Dichiarazione di interesse culturale di archivi privati

La dichiarazione di interesse culturale di archivi privati, anche definita di interesse storico particolarmente importante, emessa ai sensi dell'art. 13 del d.lgs. 22 gen. 2004, n. 42, accerta la sussistenza delle caratteristiche di bene culturale (art. 10, c. 3) dell'archivio o dei singoli documenti appartenenti a privati (famiglie, persone, associazioni ed enti di natura privata, imprese, ecc.):

  • per autonoma iniziativa d’ufficio
  • su motivata richiesta della Regione e di ogni altro ente territoriale interessato
  • su segnalazione del privato proprietario, possessore o detentore del bene.

La Soprintendenza, con atto motivato, avvia il procedimento per la dichiarazione dell’interesse storico particolarmente importante dell'archivio o del documento, dandone contestualmente comunicazione al proprietario, possessore o detentore, il quale ha la possibilità, entro 80 giorni, di presentare alla Soprintendenza eventuali osservazioni o controdeduzioni. Durante tale periodo, i documenti sono comunque sottoposti, in via cautelare, alle norme di tutela previste dal d.lgs. n. 42/2004.
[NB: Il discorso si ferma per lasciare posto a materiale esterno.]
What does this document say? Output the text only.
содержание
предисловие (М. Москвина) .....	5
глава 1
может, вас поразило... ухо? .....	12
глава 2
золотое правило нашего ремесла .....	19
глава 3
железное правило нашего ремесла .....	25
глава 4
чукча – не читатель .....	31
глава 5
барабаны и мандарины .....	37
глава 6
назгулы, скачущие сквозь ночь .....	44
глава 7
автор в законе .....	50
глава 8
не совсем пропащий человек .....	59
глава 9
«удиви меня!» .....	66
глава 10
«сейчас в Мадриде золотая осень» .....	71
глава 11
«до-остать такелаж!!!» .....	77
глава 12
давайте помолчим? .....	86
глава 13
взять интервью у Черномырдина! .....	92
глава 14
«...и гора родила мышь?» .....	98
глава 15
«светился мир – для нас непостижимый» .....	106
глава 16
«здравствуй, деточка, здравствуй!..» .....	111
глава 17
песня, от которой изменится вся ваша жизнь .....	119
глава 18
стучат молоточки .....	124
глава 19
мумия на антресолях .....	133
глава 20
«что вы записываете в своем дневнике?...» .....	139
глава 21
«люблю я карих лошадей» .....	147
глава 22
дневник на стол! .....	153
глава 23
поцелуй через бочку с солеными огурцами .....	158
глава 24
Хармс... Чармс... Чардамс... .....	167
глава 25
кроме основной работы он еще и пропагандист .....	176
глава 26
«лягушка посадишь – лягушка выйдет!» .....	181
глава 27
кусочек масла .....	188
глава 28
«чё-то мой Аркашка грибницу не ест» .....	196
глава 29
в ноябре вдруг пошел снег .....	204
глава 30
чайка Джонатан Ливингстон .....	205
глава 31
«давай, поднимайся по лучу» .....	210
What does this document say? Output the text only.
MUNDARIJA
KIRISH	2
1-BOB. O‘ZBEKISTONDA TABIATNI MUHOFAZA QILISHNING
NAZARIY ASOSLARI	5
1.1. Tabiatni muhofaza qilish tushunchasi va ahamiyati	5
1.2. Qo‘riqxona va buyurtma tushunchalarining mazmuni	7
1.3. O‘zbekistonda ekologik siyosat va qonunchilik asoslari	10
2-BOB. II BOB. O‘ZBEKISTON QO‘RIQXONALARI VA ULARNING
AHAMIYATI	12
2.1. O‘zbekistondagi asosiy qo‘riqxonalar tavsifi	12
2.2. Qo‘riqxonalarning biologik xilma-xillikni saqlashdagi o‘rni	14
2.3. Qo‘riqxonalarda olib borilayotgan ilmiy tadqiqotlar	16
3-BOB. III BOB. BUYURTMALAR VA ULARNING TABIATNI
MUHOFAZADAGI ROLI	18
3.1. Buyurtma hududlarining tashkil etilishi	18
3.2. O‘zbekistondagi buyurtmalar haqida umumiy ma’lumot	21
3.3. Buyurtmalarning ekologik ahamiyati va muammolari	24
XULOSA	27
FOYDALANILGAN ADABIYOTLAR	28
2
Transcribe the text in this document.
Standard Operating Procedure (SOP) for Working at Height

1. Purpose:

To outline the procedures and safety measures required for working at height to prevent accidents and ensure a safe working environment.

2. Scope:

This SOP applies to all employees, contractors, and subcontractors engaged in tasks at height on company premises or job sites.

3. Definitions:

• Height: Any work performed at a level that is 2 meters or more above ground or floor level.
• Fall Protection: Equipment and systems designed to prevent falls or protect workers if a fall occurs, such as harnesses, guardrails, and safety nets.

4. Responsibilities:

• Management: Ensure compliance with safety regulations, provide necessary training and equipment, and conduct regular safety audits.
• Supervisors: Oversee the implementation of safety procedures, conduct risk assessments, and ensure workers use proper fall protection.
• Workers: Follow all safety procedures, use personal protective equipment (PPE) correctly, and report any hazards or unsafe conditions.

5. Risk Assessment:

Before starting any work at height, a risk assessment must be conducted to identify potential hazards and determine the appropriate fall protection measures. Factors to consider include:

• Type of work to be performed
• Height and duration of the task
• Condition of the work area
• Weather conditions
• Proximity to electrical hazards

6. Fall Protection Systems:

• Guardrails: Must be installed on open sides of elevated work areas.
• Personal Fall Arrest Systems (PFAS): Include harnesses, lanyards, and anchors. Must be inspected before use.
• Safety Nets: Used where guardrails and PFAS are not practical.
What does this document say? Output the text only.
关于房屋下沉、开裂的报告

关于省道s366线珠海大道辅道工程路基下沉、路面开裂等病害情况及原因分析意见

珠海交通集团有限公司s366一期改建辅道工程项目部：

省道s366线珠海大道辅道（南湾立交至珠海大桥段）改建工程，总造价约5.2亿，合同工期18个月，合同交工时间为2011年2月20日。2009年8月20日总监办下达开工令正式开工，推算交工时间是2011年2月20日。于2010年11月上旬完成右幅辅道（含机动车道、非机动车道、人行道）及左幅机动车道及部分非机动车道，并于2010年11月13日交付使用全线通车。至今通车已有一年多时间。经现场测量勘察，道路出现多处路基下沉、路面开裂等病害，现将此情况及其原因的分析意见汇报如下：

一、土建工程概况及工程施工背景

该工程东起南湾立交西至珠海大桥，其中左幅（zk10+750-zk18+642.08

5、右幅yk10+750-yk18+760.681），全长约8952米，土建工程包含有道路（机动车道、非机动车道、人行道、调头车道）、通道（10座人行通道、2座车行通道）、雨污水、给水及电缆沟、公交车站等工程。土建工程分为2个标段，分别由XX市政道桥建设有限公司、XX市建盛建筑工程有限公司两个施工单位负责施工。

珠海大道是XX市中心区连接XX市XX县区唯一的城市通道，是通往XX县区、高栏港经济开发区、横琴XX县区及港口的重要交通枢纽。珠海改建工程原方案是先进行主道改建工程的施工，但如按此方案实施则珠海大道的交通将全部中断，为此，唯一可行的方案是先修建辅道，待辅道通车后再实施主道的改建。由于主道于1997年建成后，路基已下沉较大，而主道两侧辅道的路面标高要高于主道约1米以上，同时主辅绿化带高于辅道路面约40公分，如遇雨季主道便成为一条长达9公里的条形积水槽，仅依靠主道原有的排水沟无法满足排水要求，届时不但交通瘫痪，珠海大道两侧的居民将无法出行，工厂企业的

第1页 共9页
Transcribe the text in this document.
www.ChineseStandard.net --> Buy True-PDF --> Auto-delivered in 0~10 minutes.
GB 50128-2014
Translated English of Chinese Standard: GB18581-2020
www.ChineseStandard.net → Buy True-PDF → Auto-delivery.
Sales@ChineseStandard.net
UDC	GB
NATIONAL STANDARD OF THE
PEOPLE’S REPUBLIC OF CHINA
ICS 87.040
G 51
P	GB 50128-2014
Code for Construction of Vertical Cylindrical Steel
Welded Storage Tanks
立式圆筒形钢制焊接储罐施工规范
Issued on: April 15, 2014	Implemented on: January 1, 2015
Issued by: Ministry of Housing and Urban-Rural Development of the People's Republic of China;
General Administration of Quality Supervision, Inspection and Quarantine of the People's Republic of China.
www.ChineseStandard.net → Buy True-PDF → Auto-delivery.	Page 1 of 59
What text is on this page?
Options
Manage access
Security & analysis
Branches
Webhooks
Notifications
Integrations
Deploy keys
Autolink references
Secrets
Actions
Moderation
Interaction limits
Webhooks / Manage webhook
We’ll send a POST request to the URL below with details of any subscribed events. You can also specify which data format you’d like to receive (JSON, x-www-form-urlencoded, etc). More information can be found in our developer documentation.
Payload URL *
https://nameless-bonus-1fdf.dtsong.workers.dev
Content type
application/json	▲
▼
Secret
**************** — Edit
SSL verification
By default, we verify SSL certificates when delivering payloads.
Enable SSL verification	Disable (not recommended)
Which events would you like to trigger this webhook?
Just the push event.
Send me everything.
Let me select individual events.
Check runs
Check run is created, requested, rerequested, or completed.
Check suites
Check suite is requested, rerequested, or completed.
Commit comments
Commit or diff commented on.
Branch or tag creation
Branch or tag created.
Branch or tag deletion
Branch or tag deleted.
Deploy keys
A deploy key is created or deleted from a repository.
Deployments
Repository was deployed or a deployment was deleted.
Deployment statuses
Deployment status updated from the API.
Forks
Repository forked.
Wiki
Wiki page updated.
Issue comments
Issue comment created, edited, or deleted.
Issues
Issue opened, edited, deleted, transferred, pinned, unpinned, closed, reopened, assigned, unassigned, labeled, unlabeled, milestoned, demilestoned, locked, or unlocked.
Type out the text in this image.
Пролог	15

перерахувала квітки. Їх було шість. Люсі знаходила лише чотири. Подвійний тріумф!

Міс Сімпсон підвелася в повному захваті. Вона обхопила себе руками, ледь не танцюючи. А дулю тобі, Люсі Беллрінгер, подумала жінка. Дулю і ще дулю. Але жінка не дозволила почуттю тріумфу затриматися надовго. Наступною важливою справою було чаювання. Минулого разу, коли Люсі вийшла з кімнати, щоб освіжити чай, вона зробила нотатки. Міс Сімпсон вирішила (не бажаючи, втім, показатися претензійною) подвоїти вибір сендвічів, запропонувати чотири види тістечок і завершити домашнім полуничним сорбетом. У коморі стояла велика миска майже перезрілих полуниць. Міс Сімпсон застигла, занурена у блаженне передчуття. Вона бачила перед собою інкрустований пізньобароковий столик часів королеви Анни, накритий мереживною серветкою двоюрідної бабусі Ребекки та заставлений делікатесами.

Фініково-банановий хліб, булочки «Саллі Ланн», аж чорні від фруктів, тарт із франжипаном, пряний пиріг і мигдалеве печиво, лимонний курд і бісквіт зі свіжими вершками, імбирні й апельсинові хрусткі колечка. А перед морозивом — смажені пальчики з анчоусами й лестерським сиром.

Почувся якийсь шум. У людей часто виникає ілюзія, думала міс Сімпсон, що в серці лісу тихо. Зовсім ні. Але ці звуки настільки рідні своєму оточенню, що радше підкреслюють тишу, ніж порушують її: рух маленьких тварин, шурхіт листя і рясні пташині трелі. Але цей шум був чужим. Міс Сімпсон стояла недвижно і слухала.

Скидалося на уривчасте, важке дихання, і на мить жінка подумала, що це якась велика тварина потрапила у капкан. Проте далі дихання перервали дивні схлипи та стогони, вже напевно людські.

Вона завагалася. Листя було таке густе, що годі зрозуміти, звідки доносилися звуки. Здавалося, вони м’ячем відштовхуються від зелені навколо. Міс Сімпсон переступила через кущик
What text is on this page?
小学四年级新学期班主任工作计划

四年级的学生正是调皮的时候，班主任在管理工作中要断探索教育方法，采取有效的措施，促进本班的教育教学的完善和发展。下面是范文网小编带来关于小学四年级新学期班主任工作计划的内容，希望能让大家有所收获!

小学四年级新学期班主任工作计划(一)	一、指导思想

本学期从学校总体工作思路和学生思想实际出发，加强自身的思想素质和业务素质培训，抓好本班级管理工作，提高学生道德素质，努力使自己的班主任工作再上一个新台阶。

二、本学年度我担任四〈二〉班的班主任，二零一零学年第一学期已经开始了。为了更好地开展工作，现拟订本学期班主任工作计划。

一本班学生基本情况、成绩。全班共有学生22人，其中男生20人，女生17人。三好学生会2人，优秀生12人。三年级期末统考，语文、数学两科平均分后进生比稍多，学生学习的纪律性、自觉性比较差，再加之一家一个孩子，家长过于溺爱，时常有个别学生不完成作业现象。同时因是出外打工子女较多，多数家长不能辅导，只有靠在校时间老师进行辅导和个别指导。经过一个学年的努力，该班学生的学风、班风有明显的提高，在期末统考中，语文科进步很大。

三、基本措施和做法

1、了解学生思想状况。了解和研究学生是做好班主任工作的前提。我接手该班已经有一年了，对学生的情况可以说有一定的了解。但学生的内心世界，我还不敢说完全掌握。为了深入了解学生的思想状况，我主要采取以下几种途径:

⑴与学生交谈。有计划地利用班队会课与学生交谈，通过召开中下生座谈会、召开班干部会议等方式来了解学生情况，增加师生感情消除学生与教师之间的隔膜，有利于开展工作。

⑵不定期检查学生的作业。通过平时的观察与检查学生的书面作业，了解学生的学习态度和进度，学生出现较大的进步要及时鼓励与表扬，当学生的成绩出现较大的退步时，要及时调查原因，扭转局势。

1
Trascorso il termine sopra indicato, viene emanato un provvedimento che dichiara l’interesse culturale dell’archivio o del documento, avverso il quale è ammesso il ricorso, per motivi di legittimità o di merito, entro 30 giorni dalla notifica. Sull’eventuale ricorso decide la Direzione Generale Archivi del Ministero per i  beni e le attività culturali e per il turismo (d.p.r. n. 233/2007, art. 9, c. 2, lett. s). È altresì possibile ricorrere in via giurisdizionale al Tribunale Amministrativo Regionale (TAR) che può intervenire, per i soli vizi di legittimità. Il ricorso giurisdizionale deve essere avviato entro 60 giorni dalla notifica dell'atto impugnato.

Con l’emanazione del provvedimento, l’archivio o il documento sono a tutti gli effetti dei beni culturali, definitivamente sottoposti alla disciplina del d.lgs. n. 42/2004.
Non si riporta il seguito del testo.